In this biographical collection of anecdotes and insights, Anne MacEachern has brought forth a small masterpiece. Her triumph is in pulling off the almost impossible, in writing authentically in the first person in the voice of her late husband Archie. Like our legacy of iconic lighthouses, it is a book that stands therefore as a work of enduring love and of humanity, but it is a book that is also much more than that.
Like the lighthouses themselves, there is an elegance in the straightforward prose, a lightness of touch, a careful craftsmanship where words fit together like dovetailed blocks of stone, so tightly that you cannot see the joints and with no rough edges that jar and jerk you from the narrative. In this, she has woven a spell that transports the reader into another world; a world of harsh and inhospitable places like Dubh Artach and Skerryvore, far out on the periphery of human experience, as remote from the suburbs of Glasgow and Edinburgh as the Moon.
But it was not always so. When the sea was still our superhighway, within human memory, these lonely spots were known to a community of mariners; known, feared and respected. I am fortunate to have known some of these men and women and can speak for the authenticity of at least some of the anecdotes and of the experiences recounted and, as an islander myself, of the practical difficulties of life on small rocks surrounded by the sea. I am less fortunate in carrying with me a terrifying memory of seas breaking around Dubh Artach, where iron grey skies glower over gunmetal seas and menace hangs in the air like static electricity.

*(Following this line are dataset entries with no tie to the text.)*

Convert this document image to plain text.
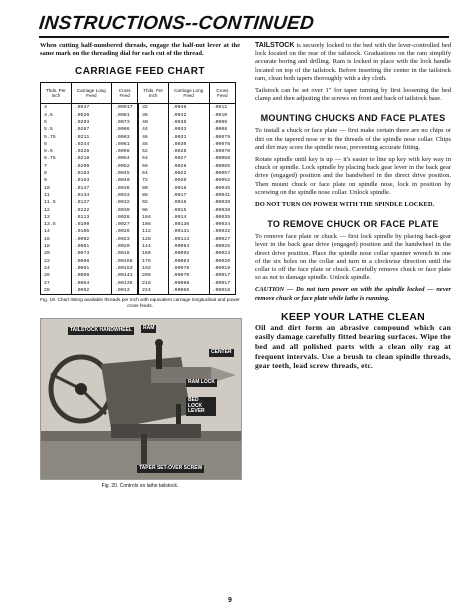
INSTRUCTIONS--CONTINUED

When cutting half-numbered threads, engage the half-nut lever at the same mark on the threading dial for each cut of the thread.

CARRIAGE FEED CHART
Thds. Per Inch	Carriage Long Feed	Cross Feed	Thds. Per Inch	Carriage Long Feed	Cross Feed
4	.0547	.00917	32	.0046	.0011
4.5	.0526	.0081	36	.0042	.0010
5	.0293	.0073	40	.0036	.0009
5.5	.0267	.0066	44	.0033	.0008
5.75	.0211	.0063	46	.0031	.00079
6	.0244	.0061	48	.0030	.00076
6.5	.0226	.0056	52	.0028	.00070
6.75	.0218	.0054	54	.0027	.00068
7	.0209	.0052	56	.0026	.00065
8	.0183	.0045	64	.0022	.00057
9	.0163	.0040	72	.0020	.00052
10	.0147	.0036	80	.0018	.00045
11	.0134	.0033	88	.0017	.00041
11.5	.0127	.0032	92	.0016	.00039
12	.0122	.0030	96	.0015	.00038
13	.0113	.0028	104	.0014	.00035
13.5	.0109	.0027	108	.00136	.00034
14	.0105	.0026	112	.00131	.00032
16	.0092	.0023	128	.00114	.00027
18	.0081	.0020	144	.00094	.00025
20	.0073	.0018	160	.00092	.00023
22	.0066	.00166	176	.00083	.00020
24	.0061	.00153	192	.00076	.00019
26	.0056	.00141	208	.00070	.00017
27	.0054	.00135	216	.00068	.00017
28	.0052	.0013	224	.00065	.00016
Fig. 19. Chart listing available threads per inch with equivalent carriage longitudinal and power cross feeds.
TAILSTOCK HANDWHEEL	RAM
CENTER
RAM LOCK
BED LOCK LEVER
TAPER SET-OVER SCREW
Fig. 20. Controls on lathe tailstock.

TAILSTOCK is securely locked to the bed with the lever-controlled bed lock located on the rear of the tailstock. Graduations on the ram simplify accurate boring and drilling. Ram is locked in place with the lock handle located on top of the tailstock. Before inserting the center in the tailstock ram, clean both tapers thoroughly with a dry cloth.

Tailstock can be set over 1" for taper turning by first loosening the bed clamp and then adjusting the screws on front and back of tailstock base.

MOUNTING CHUCKS AND FACE PLATES

To install a chuck or face plate — first make certain there are no chips or dirt on the tapered nose or in the threads of the spindle nose collar. Chips and dirt may score the spindle nose, preventing accurate fitting.

Rotate spindle until key is up — it's easier to line up key with key way in chuck or spindle. Lock spindle by placing back gear lever in the back gear drive (engaged) position and the handwheel in the direct drive position. Then mount chuck or face plate on spindle nose, lock in position by screwing on the spindle nose collar. Unlock spindle.

DO NOT TURN ON POWER WITH THE SPINDLE LOCKED.

TO REMOVE CHUCK OR FACE PLATE

To remove face plate or chuck — first lock spindle by placing back-gear lever in the back gear drive (engaged) position and the handwheel in the direct drive position. Place the spindle nose collar spanner wrench in one of the six holes on the collar and turn in a clockwise direction until the collar is off the face plate or chuck. Carefully remove chuck or face plate so as not to damage spindle. Unlock spindle.

CAUTION — Do not turn power on with the spindle locked — never remove chuck or face plate while lathe is running.

KEEP YOUR LATHE CLEAN

Oil and dirt form an abrasive compound which can easily damage carefully fitted bearing surfaces. Wipe the bed and all polished parts with a clean oily rag at frequent intervals. Use a brush to clean spindle threads, gear teeth, lead screw threads, etc.

9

I think therefore with awe of men like Archie who bore witness to this day and daily and through long stone-shuddering wind-torn nights.
Archie himself emerges from the pages as quietly heroic, as so many of his generation were, steadfastly living a life well lived, despite so many trials unknown to modern generations. And despite a life lived in such lonely places he is neither lonely nor bitter. Instead, he is a man of good-natured humour with a lively and intelligent interest in the wider world. His outlook, forged in the repetitious routines of lighthouse life and work and framed in hours of lonely watches perched at the viewpoints of these high towers, seems generous and wise. Wiser perhaps than many an urban outlook and rooted in that special brand of stoicism for which we Scots were once world famous.
His interests include shooting and fishing but he balances this, as so many Highlanders of that generation did, with a love of and respect for nature. For example he collaborates with a number of ornithologists reporting bird sightings and bird numbers at various lighthouses. He is helped in this apparent contradiction by an absence of the greed which so often characterises post-Thatcher life. He restricts his shooting and fishing to what he and his colleagues can eat. When he stepped up his lobster fishing at Barra Head, to pay off the debt he inherited when taking charge of that lighthouse, he stopped as soon as he had paid the debt. Thereafter his lobster fishing was strictly for the pot.
This book stands also as a metaphor for our age, when men and women are replaced by machines whose ruthless efficiency and cost effectiveness is delivered without care or compassion. Will those tall lighthouses, that stood for so long as beacons of hope because of the dedication and the care and compassion of men and women like Archie and Anne, slowly crumble? Will these monuments to the genius of the Stevenson family engineers survive? Who then will look back at the thronging world and bear witness, as silent sentinels, apart and yet not apart?
The words at least may endure. The words perhaps of that other great Stevenson – Robert Louis – and of Anne and Archie MacEachern.